Fix a closed interval $[a, b]$. For a bounded function $f$ on $[a, b]$ and a dissection $\mathcal{D}$ of $[a, b]$, how are the lower sum $s(f, \mathcal{D})$ and upper sum $S(f, \mathcal{D})$ defined?
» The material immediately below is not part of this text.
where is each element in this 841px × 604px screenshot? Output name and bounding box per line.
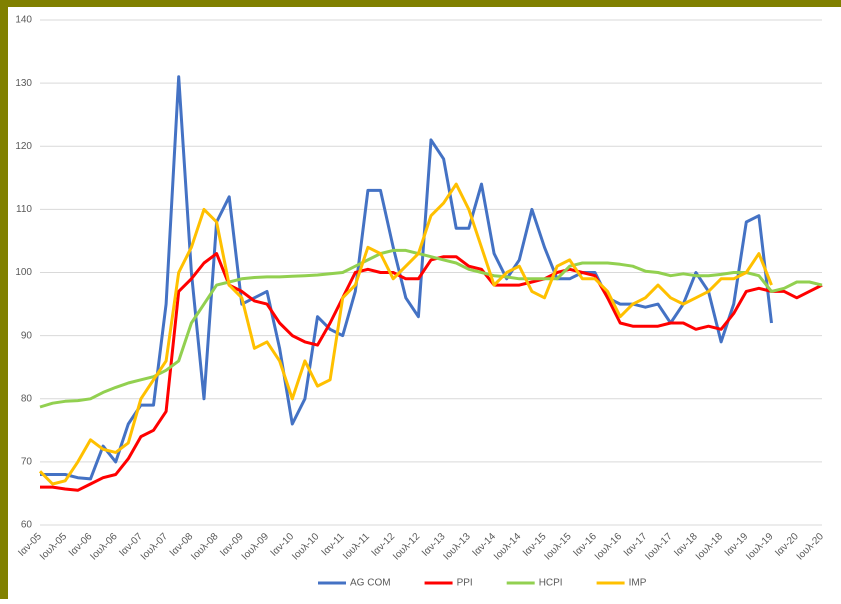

Show that $s(f, \mathcal{D}) \leqslant S(f, \mathcal{D})$.

Suppose $\mathcal{D}^{\prime}$ is a dissection of $[a, b]$ such that $\mathcal{D} \subseteq \mathcal{D}^{\prime}$. Show that

$$s(f, \mathcal{D}) \leqslant s\left(f, \mathcal{D}^{\prime}\right) \text { and } S\left(f, \mathcal{D}^{\prime}\right) \leqslant S(f, \mathcal{D})$$

By using the above inequalities or otherwise, show that if $\mathcal{D}_{1}$ and $\mathcal{D}_{2}$ are two dissections of $[a, b]$ then

$$s\left(f, \mathcal{D}_{1}\right) \leqslant S\left(f, \mathcal{D}_{2}\right)$$

For a function $f$ and dissection $\mathcal{D}=\left\{x_{0}, \ldots, x_{n}\right\}$ let

$$p(f, \mathcal{D})=\prod_{k=1}^{n}\left[1+\left(x_{k}-x_{k-1}\right) \inf _{x \in\left[x_{k-1}, x_{k}\right]} f(x)\right]$$

If $f$ is non-negative and Riemann integrable, show that

$$p(f, \mathcal{D}) \leqslant e^{\int_{a}^{b} f(x) d x} .$$

[You may use without proof the inequality $e^{t} \geqslant t+1$ for all $t$.]